兩人收拾好剛要出門,電話突然響了。是王建軍打來的,聲音透著股爽朗:“小墨,三百塊錢我給陳琴了,她一早去街道辦交。對了,劉主任讓我轉告你,證件上午就送醫院,化驗結果說是砒霜,跟你猜的一樣。”

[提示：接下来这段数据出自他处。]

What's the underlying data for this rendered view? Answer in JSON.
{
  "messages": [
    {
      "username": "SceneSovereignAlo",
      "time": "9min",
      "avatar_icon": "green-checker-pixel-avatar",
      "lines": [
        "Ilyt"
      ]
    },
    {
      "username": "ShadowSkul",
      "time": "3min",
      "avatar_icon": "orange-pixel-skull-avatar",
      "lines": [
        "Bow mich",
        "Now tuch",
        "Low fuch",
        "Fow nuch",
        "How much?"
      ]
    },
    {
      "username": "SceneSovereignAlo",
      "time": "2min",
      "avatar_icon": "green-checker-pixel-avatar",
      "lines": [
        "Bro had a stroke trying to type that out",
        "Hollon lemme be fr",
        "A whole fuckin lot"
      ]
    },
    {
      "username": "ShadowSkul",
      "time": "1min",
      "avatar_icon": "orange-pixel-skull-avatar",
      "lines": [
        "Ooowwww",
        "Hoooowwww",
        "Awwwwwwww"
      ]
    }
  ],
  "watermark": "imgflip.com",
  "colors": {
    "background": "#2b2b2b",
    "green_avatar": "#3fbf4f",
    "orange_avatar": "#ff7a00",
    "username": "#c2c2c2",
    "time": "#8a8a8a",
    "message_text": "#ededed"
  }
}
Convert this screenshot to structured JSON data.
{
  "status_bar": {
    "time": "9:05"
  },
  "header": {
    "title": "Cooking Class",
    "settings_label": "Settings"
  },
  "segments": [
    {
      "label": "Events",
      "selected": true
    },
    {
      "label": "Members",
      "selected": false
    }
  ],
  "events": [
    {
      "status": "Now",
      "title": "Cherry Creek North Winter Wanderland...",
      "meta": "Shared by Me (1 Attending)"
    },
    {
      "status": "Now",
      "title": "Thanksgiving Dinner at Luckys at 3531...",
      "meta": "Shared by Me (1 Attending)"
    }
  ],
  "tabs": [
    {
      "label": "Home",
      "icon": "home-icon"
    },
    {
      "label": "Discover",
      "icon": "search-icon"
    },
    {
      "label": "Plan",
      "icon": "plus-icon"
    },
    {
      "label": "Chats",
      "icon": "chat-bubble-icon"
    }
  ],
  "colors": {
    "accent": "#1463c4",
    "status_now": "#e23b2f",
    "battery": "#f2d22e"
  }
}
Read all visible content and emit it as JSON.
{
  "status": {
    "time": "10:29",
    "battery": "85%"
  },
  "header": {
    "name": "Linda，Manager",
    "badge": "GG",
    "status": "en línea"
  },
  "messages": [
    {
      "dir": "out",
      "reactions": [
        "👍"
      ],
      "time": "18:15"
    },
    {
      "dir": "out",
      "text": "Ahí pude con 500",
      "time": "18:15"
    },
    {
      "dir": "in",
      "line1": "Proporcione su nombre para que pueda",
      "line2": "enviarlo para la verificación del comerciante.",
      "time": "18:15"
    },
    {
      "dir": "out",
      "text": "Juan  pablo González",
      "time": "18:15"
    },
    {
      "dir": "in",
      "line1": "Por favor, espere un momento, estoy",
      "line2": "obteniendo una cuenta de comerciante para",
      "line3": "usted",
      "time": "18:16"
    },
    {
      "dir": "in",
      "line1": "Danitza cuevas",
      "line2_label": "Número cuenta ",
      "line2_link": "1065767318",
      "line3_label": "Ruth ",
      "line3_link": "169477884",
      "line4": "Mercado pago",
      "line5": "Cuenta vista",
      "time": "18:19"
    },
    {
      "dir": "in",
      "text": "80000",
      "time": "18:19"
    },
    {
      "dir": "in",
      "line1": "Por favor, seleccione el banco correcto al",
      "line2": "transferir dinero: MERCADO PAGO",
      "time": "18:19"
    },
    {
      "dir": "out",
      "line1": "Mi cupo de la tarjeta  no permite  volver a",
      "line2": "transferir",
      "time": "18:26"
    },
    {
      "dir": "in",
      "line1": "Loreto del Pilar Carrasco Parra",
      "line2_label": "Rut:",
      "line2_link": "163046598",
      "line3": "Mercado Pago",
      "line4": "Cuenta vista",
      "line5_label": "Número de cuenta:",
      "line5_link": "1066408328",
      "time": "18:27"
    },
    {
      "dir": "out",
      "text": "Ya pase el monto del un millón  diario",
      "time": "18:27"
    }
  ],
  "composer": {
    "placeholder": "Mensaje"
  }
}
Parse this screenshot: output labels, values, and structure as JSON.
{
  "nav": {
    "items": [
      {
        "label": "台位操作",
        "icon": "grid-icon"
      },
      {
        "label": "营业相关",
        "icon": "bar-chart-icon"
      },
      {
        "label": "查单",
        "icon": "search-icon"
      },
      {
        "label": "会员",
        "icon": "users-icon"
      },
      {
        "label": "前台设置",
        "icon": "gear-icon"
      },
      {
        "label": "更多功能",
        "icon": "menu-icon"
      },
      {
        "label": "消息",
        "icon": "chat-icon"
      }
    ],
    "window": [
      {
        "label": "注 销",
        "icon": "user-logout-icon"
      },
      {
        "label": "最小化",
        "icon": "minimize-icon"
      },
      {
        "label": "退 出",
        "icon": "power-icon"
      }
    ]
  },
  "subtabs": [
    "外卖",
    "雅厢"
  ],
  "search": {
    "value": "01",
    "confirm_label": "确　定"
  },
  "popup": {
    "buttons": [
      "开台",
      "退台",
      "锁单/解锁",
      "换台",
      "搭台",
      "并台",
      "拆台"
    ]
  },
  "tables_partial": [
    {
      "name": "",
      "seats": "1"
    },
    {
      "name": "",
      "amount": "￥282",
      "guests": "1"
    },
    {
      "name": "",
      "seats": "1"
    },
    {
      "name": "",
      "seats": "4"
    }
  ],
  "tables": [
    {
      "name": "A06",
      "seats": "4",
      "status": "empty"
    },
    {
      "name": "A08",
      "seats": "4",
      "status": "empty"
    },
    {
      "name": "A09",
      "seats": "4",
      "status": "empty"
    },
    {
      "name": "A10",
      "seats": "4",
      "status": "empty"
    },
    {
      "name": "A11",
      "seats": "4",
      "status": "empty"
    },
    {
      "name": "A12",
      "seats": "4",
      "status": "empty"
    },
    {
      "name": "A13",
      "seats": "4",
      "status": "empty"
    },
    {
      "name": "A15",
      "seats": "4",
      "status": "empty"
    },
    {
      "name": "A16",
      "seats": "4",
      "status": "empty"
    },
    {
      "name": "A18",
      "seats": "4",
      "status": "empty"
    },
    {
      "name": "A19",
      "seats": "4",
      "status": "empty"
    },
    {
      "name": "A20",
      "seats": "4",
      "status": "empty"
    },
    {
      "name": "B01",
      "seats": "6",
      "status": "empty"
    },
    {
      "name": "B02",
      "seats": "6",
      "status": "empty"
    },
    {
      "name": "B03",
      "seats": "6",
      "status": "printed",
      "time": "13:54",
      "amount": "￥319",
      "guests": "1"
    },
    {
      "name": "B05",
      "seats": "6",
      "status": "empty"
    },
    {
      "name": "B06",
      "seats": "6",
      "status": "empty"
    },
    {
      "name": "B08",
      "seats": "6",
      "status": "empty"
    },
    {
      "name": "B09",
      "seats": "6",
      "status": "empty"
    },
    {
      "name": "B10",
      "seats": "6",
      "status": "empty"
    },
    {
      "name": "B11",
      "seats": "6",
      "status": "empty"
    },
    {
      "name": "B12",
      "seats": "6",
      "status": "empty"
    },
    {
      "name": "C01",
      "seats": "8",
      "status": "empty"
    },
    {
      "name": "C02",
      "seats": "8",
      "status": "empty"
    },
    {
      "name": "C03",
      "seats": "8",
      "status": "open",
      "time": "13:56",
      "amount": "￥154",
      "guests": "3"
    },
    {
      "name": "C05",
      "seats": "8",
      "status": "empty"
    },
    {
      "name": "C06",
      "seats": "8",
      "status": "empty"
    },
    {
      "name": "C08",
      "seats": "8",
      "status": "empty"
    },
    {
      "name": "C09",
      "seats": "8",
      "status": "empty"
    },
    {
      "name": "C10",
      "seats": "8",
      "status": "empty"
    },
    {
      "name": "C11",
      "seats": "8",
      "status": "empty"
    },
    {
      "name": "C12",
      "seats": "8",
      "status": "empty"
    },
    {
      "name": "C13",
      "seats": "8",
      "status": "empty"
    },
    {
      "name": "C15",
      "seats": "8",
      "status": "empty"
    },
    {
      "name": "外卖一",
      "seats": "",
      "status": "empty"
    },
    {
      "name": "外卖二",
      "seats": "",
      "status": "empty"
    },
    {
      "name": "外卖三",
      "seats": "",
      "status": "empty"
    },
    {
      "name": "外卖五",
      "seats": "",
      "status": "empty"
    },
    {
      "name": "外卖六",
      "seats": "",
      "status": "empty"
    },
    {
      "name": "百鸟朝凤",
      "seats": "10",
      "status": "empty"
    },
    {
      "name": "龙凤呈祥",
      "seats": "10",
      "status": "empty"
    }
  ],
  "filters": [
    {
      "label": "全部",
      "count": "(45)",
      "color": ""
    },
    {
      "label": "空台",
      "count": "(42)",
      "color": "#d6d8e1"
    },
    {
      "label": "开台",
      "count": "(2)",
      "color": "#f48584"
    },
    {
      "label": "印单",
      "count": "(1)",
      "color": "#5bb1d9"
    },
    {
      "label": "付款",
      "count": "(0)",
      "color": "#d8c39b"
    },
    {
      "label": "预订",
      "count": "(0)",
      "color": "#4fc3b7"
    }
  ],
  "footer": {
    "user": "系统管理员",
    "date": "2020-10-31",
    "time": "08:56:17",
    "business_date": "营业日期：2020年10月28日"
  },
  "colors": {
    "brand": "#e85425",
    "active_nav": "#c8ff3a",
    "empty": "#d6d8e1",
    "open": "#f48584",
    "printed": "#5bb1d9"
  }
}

“知道了姐夫,謝了。” 陳墨掛了電話,丁秋楠已經換好鞋站在門口,手裡拿著兩個鋁製飯盒 —— 是準備去食堂打早餐的。
樓道里的聲控燈隨著腳步聲亮起,牆上 “節約用水” 的標語褪了色。剛走到樓下,就看見小花狗搖著尾巴跑過來,身後跟著大黃和黑背。丁秋楠蹲下來摸了摸它們的腦袋:“晚上給你們買肉包子吃。”
家屬院門口的早點攤已經支起來了,賣油條的大爺正用長筷子翻著油鍋裡的油條,金黃酥脆的聲響格外誘人。陳墨拉著丁秋楠的手走過去,掏出糧票和兩毛錢:“來四根油條,兩碗豆漿。”
丁秋楠咬了一口油條,酥脆的外皮掉在衣襟上。陳墨伸手幫她擦掉,指尖碰到她的嘴角時,她突然笑了:“以前在醫學院的時候,你總說我吃相像小孩。”
“現在還是像。” 陳墨笑著颳了刮她的鼻子。晨光正好,灑在兩人身上,暖融融的。遠處傳來腳踏車的鈴鐺聲,王建軍騎著二八大槓過來,車把上掛著給孩子買的糖糕。
“走,先去接孩子,再去醫院。” 陳墨接過丁秋楠手裡的飯盒,牽著她的手往家屬院外走。三隻狗跟在身後,尾巴搖得歡快。陽光穿過白楊樹的枝葉,在地上投下斑駁的影子,昨晚的陰霾彷彿都被這晨光碟機散了 —— 只是陳墨心裡清楚,關於梁明遠主任的懸念,關於特務背後的黑手,這場風波還遠沒到結束的時候。